Knight Ridder’s Situation
Knight Ridder used to follow the Knight tradition of always having a journalist in one of the company’s two senior executive posts. The duality of forceful editors teamed with aggressive business leaders served the company well. Then in 1995, James K. Batten, the journalist who was chairman and CEO of Knight Ridder, died of a brain tumor. That June, after Batten’s funeral in Coral Gables, Florida, half a dozen of us Knight Ridder editors gathered in a Miami bar to toast Batten’s memory and to lament what we foresaw as the inevitable decline of newsroom influence in the company under his successor, P. Anthony Ridder.
It’s wrong to demonize Tony Ridder for his fixation on numbers. Tony always has been a numbers guy. But the six or seven of us who were in the pub that day correctly anticipated that his aversion to forceful editors would cause him to make the fundamental mistake of running the company without the traditional strong journalist as his number two. He picked a lawyer. He picked an accountant. Not until last year, 10 years later, when the company was headed toward total submission to investors, did he pick a journalist.
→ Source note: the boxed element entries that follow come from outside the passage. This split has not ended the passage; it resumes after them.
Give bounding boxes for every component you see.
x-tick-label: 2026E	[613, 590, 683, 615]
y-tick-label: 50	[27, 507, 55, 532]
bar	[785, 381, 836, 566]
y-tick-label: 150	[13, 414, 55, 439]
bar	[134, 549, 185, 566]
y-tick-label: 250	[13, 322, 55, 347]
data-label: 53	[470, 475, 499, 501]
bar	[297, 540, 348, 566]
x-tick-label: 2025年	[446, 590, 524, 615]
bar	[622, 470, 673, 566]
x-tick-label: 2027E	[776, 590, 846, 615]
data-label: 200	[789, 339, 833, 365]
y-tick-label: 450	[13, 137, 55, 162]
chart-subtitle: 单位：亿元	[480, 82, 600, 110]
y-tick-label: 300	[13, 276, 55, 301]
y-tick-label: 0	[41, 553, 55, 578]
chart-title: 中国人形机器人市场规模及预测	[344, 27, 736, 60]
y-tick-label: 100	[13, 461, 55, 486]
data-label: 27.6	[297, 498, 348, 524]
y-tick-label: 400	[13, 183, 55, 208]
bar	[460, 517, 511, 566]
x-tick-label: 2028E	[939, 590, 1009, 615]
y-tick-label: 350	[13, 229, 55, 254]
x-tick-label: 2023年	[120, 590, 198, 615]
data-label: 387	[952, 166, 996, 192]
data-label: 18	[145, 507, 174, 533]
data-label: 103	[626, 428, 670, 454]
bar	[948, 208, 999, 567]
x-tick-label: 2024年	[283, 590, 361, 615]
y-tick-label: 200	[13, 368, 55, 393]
Here is how Alvah Chapman, the retired Knight Ridder chairman who had selected Batten to succeed him, described it in “Knightfall: Knight Ridder and How the Erosion of Newspaper Journalism Is Putting Democracy at Risk,” Davis (Buzz) Merritt’s excellent history of the company published last year: “Tony needed to get another Jim Batten to back him up. I told Tony that, so I’ll tell you that. Tony’s in a lot of unnecessary hot water because he didn’t have a strong number two person who was clearly his successor and somebody with a news/editorial background.”
The duality of media company obligations was underscored when, in late January, the Society of Professional Journalists (SPJ) and its Northern California chapter called for national debate on the meaning of Knight Ridder’s fate, saying, “We acknowledge that newspapers cannot serve their democratic role unless they stay in business. But the increasing corporate pressure to squeeze additional returns out of already profitable newspapers, at rates exceeding the margins in most other industries, has skewed the balance between journalism and commerce. SPJ and the [Northern California] Chapter believe that those directing the production of news have an ethical obligation to readers every bit as significant as their fiduciary accountability to shareholders.”
For the two decades that Ridder was president of the newspaper division and then CEO, numbers trumped newsrooms in Knight Ridder. Perhaps the most telling and obvious symptom was that under Tony Ridder The Miami Herald was allowed to decline in quality though Miami was the corporate headquarters. After Ridder moved the headquarters to San Jose, its Mercury News declined in quality, too. And the board of directors, who might have been in position to insist on restoring the yin of newsroom values to the yang of shareholder satisfaction, did not. Chances are they didn’t even realize they should.
James Naughton instigated the Open Letter that Knight Ridder alumni issued last year. He was an editor for 18 years at The Philadelphia Inquirer before becoming president of The Poynter Institute in 1996. He retired in 2003.